The ministry aims to explore the possibilities of quantum technology in the country’s defense strategy.
Quantum computing technology is very different from the computers we use in our daily life. Theoretically, future quantum computers will be able to solve complex data and billions of combinations much faster that normal computers have difficulty deciphering and sometimes cannot decipher at all.
While units are expressed with 0 and 1 in the binary coding system in computers we use at home and at work, quantum computers work with a coding system known as qubits. In the qubit system, the computer can represent both values as well as taking the value 0 and 1. This process is called “superposition”.
Experts think that quantum technology could revolutionize many areas, but because today’s quantum computers are difficult to maintain and are few in number, this technology is not widely used yet.
The quantum computer developed by Orca, on the other hand, shows promise at this point, eliminating the need for the qubit system inside the computer to be frozen and stored, thus making it easier to use.
The British Ministry of Defense will begin research with this PT-1 quantum computer developed by Orca, which can operate at room temperature and is smaller in size.
Stephen Till, who works at the Department’s Defense Science and Technology Laboratory, says it’s a “turning point.”
Richard Murray, General Manager of Orca Bilişim, says, “This is the first time we are experiencing this revolutionary new technology to be applied in this way, we can work with real computer hardware.”
OPTIMIZATION CAN SOLUTION TO VERY IMPORTANT PROBLEMS
BBC Technology Correspondent Zoe Kleinman says that quantum technology promises to solve big problems that today’s computers cannot solve. Kleinman cites the climate crisis and health innovations as examples.
Professor Winfried Hensinger, Head of the Sussex Center for Quantum Technologies at the University of Sussex, says it will take a long time to realize the potential of quantum technology.
“Quantum computers can’t solve real problems yet.
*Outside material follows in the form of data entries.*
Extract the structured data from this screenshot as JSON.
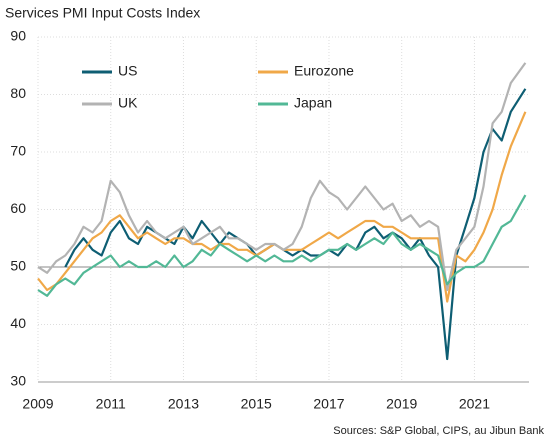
{
  "chart_data": {
    "type": "line",
    "title": "Services PMI Input Costs Index",
    "source": "Sources: S&P Global, CIPS, au Jibun Bank",
    "x": [
      2009,
      2009.25,
      2009.5,
      2009.75,
      2010,
      2010.25,
      2010.5,
      2010.75,
      2011,
      2011.25,
      2011.5,
      2011.75,
      2012,
      2012.25,
      2012.5,
      2012.75,
      2013,
      2013.25,
      2013.5,
      2013.75,
      2014,
      2014.25,
      2014.5,
      2014.75,
      2015,
      2015.25,
      2015.5,
      2015.75,
      2016,
      2016.25,
      2016.5,
      2016.75,
      2017,
      2017.25,
      2017.5,
      2017.75,
      2018,
      2018.25,
      2018.5,
      2018.75,
      2019,
      2019.25,
      2019.5,
      2019.75,
      2020,
      2020.25,
      2020.5,
      2020.75,
      2021,
      2021.25,
      2021.5,
      2021.75,
      2022,
      2022.4
    ],
    "series": [
      {
        "name": "US",
        "color": "#0e5e73",
        "values": [
          null,
          null,
          null,
          50,
          53,
          55,
          53,
          52,
          56,
          58,
          55,
          54,
          57,
          56,
          55,
          54,
          57,
          55,
          58,
          56,
          54,
          56,
          55,
          54,
          52,
          53,
          54,
          53,
          52,
          53,
          52,
          52,
          53,
          52,
          54,
          53,
          56,
          57,
          55,
          56,
          55,
          53,
          55,
          52,
          50,
          34,
          52,
          57,
          62,
          70,
          74,
          72,
          77,
          81
        ]
      },
      {
        "name": "Eurozone",
        "color": "#f0a848",
        "values": [
          48,
          46,
          47,
          49,
          51,
          53,
          55,
          56,
          58,
          59,
          57,
          55,
          56,
          55,
          54,
          55,
          55,
          54,
          54,
          53,
          54,
          54,
          53,
          53,
          52,
          53,
          54,
          53,
          53,
          53,
          54,
          55,
          56,
          55,
          56,
          57,
          58,
          58,
          57,
          57,
          56,
          55,
          55,
          55,
          55,
          44,
          52,
          51,
          53,
          56,
          60,
          66,
          71,
          77
        ]
      },
      {
        "name": "UK",
        "color": "#b3b3b3",
        "values": [
          50,
          49,
          51,
          52,
          54,
          57,
          56,
          58,
          65,
          63,
          59,
          56,
          58,
          56,
          55,
          56,
          57,
          54,
          55,
          56,
          57,
          55,
          55,
          54,
          53,
          54,
          54,
          53,
          54,
          57,
          62,
          65,
          63,
          62,
          60,
          62,
          64,
          62,
          60,
          61,
          58,
          59,
          57,
          58,
          57,
          46,
          53,
          55,
          57,
          64,
          75,
          77,
          82,
          85.5
        ]
      },
      {
        "name": "Japan",
        "color": "#52b896",
        "values": [
          46,
          45,
          47,
          48,
          47,
          49,
          50,
          51,
          52,
          50,
          51,
          50,
          50,
          51,
          50,
          52,
          50,
          51,
          53,
          52,
          54,
          53,
          52,
          51,
          52,
          51,
          52,
          51,
          51,
          52,
          51,
          52,
          53,
          53,
          54,
          53,
          54,
          55,
          54,
          56,
          54,
          53,
          54,
          53,
          52,
          47,
          49,
          50,
          50,
          51,
          54,
          57,
          58,
          62.5
        ]
      }
    ],
    "xlim": [
      2009,
      2022.5
    ],
    "xticks": [
      2009,
      2011,
      2013,
      2015,
      2017,
      2019,
      2021
    ],
    "ylim": [
      30,
      90
    ],
    "yticks": [
      30,
      40,
      50,
      60,
      70,
      80,
      90
    ],
    "reference_line": 50,
    "grid": true
  }
}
For now, we’re just exploring what it might be like to work on a full-size, real quantum computer,” says Hensinger.
On the other hand, Hensinger emphasizes that the Ministry of Defense’s investments and research in the field of quantum are important.
“As you can imagine, the optimization that can be achieved with quantum technology in the defense field can be a solution to very important problems,” Hensinger says.